Unfortunately, in spite of my praising it's pages to every living soul I know (that could possibly comprehend it), I'm sorry to see that this great work may be one of those that will only be appreciated a generation from now. A future classic.

Rating: 5 stars
Summary: An open road to creativity
Review: Tharp gives the reader enormous insight into her personal creative process as well as concrete steps for developing creativity. Exercises help the reader "scratch" for ideas and articulate a "spine" for turning ideas into creative projects. Her book is as original as her choreography.

Rating: 4 stars
Summary: Challenging
Review: The basic premise of the book is that the process of creating means freeing one's mind by rituals that work. However, rituals are not imposed rules from an external source, but self imposed to support the creative end. She sjhows, that habits are the rituals that create the framework for creativity.

I found this book to be challenging on a personal level. It has forced me to look at my rituals and ascertain if they are appropriate to achievement and supportive of my creative endeavors.

Rating: 5 stars
Summary: the tao of tharp
Review: The Creative Habit is about two things: the first is that artists live disciplined creative lives and the second is that all successful people lead disciplined creative lives. Teaching through example (the making of Movin' Out) and case studies (Beethoven's morning walks), Tharp identifies a process of creativity (actually creative work): ritual, research, the power of memory, the place of failure and accident, etc. Some will resonate more than others, but throughout Tharp is thoughtful and entertaining. She's a breezy stylist with just enough self-deprecating asides to keep herself honest. The sections on dance are the most rewarding, written with both passion and an almost unlimited trove of stories (Merce Cunningham's loft, Martha Graham's arthritis, Jerome Robbins' advice).

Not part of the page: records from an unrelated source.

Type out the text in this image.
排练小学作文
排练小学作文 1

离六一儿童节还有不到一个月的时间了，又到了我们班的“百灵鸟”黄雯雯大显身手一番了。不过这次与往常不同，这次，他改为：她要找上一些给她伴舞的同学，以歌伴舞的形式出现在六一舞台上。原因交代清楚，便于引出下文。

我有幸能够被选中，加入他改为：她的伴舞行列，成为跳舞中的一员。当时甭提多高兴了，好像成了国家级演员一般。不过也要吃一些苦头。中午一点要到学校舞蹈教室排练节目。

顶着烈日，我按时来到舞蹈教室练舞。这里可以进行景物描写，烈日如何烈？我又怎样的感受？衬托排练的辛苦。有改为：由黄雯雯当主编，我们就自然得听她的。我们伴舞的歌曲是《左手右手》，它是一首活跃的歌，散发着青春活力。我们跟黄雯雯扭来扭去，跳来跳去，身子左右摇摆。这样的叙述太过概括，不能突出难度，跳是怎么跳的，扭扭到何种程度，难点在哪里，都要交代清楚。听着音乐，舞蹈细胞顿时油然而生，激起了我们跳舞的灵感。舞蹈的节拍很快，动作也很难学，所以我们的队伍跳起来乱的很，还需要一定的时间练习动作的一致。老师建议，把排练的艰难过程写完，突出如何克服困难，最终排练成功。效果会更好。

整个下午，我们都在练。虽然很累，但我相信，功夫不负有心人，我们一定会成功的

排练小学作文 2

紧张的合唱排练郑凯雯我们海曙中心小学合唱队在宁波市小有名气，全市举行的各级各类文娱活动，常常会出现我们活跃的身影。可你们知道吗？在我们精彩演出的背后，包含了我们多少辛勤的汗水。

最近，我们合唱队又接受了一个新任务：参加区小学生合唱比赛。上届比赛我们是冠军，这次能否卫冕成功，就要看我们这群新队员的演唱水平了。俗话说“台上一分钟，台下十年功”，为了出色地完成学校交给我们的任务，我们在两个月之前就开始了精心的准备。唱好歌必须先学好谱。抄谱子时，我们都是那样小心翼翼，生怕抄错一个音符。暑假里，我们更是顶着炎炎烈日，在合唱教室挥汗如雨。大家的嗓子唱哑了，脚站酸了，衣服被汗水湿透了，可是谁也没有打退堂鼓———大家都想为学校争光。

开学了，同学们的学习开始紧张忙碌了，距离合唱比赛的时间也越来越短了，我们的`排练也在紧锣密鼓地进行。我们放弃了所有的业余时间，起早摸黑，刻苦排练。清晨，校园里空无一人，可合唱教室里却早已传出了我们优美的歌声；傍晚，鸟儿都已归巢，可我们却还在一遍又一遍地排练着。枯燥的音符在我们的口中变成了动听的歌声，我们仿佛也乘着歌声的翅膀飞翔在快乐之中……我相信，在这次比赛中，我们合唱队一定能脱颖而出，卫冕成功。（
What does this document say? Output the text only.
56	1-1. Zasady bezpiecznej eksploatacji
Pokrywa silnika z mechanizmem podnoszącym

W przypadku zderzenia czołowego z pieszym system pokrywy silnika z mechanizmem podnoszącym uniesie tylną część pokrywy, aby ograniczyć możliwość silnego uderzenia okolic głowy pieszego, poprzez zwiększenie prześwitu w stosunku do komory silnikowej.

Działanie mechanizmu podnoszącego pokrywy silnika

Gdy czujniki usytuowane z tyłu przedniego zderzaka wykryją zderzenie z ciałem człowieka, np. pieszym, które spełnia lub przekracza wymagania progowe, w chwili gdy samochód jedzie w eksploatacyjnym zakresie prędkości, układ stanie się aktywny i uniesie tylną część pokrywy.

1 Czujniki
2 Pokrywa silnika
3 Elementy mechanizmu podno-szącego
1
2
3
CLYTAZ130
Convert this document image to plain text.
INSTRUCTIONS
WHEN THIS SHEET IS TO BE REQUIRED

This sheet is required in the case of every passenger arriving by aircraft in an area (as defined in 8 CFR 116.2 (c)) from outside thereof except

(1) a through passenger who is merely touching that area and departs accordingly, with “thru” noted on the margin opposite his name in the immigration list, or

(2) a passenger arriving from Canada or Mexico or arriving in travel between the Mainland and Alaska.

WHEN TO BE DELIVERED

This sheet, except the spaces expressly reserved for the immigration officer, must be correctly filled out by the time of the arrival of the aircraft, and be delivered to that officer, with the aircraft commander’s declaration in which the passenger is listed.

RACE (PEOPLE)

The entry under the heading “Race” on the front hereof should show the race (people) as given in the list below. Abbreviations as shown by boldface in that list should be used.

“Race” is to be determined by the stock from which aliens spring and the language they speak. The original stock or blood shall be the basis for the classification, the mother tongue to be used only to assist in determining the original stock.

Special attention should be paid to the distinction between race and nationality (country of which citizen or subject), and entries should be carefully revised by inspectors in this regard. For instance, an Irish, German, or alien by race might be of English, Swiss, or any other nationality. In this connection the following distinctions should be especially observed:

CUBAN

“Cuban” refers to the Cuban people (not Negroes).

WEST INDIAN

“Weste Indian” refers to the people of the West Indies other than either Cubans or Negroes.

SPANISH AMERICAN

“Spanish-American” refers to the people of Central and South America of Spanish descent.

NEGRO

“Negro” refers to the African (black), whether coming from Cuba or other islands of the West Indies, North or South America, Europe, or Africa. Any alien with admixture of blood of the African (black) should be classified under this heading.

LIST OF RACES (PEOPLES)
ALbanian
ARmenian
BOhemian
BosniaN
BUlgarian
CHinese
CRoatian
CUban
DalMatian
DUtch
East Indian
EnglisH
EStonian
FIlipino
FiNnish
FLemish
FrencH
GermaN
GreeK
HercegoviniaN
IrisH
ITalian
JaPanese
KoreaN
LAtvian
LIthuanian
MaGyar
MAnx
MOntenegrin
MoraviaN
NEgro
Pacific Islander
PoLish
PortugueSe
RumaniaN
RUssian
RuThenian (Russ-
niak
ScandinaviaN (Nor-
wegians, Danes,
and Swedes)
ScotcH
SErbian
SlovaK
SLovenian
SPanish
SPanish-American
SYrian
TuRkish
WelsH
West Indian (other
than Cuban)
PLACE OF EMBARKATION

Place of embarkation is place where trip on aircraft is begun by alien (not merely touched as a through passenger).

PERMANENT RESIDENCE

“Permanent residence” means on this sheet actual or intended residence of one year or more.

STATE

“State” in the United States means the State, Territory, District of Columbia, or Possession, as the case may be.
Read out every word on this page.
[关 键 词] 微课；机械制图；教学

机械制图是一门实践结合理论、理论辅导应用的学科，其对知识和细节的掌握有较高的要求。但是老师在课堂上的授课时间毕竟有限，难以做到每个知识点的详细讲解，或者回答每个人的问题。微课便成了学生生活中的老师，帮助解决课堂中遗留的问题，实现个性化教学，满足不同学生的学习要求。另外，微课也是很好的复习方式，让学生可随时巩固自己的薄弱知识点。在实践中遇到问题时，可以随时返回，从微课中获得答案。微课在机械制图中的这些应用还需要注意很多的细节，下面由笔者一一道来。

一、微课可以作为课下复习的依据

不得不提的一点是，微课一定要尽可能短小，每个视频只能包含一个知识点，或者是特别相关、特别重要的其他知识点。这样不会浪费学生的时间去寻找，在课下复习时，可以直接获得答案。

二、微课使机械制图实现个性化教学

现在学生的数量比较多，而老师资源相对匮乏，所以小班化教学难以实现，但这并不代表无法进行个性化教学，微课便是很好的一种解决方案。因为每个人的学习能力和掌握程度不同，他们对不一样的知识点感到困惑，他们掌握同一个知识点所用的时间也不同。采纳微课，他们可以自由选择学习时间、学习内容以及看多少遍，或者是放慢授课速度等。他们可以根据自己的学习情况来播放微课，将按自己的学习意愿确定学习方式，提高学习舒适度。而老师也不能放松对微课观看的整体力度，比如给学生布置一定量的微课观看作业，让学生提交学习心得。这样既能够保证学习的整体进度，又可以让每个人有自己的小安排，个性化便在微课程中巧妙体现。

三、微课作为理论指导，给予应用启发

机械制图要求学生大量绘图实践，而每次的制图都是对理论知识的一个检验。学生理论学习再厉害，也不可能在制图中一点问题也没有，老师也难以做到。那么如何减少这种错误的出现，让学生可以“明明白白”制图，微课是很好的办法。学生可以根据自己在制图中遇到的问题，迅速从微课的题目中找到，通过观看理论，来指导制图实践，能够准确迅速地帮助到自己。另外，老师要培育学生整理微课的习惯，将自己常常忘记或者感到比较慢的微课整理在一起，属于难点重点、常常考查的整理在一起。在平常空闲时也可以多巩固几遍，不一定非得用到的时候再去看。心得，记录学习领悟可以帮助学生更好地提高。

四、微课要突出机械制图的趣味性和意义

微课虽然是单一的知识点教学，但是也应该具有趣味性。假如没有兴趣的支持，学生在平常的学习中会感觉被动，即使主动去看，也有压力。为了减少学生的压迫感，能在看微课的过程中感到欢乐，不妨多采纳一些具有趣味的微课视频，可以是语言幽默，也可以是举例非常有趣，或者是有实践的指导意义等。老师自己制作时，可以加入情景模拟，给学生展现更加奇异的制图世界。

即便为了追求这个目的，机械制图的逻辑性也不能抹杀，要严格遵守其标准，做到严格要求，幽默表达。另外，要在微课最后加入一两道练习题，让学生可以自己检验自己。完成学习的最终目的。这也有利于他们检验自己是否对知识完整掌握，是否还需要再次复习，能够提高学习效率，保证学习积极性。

But The Creative Habit is a lot more than entertaining stories and helpful tips. Whether she knows it or not (I'm guessing she does), Tharp is creating a philophy of life here that revolves around the importance of intelligence, work, and moving forward. If putting those words in the same sentence seems nostalgic, don't bet on it. Tharp believes in the future and her book is not simply for artists, but for anyone who believes that the greatest satisfaction in life comes from defining personal truths through reflection, action, and positive change. Like any way of life, Tharp's has its assumptions: that hard work is the foundation of all virtue and that true good is found in the new. The first is conventional wisdom, the second is the confession of a die-hard modernist, someone who knows (in her bones) that innovation is always progress and progress is always good. That's not an easy position to sustain in 2003, but if we're going to make 2004 even remotely better, it's the only one.

Rating: 5 stars
Summary: Excellent Guide to Mastering the Creative Life
Review: This is an excellent guide to mastering the creative life for any creative professional (or as Tharp suggests, it's for any personal creativity as well). Full of great anecdotes, excellent quotes, usable activities and exercises, and most importantly, full of advice and questions that make the reader reassess their goals and their career. The book is thin and some pages occasionally have larger text for emphasis, but don't let that deceive you. It's a vast storehouse of knowledge: ranging from Mozart, to Dostoevsky, to childhood photographs, to how to keep your creative activities organized and so on and so forth. Tharp reminds me of Hemingway in her ability to get to the point, she doesn't stray, and yet her brief topics are fulfilling as starting points for your own exploration into what works for each individual artist. Books like this keep me going strong when I'm flagging.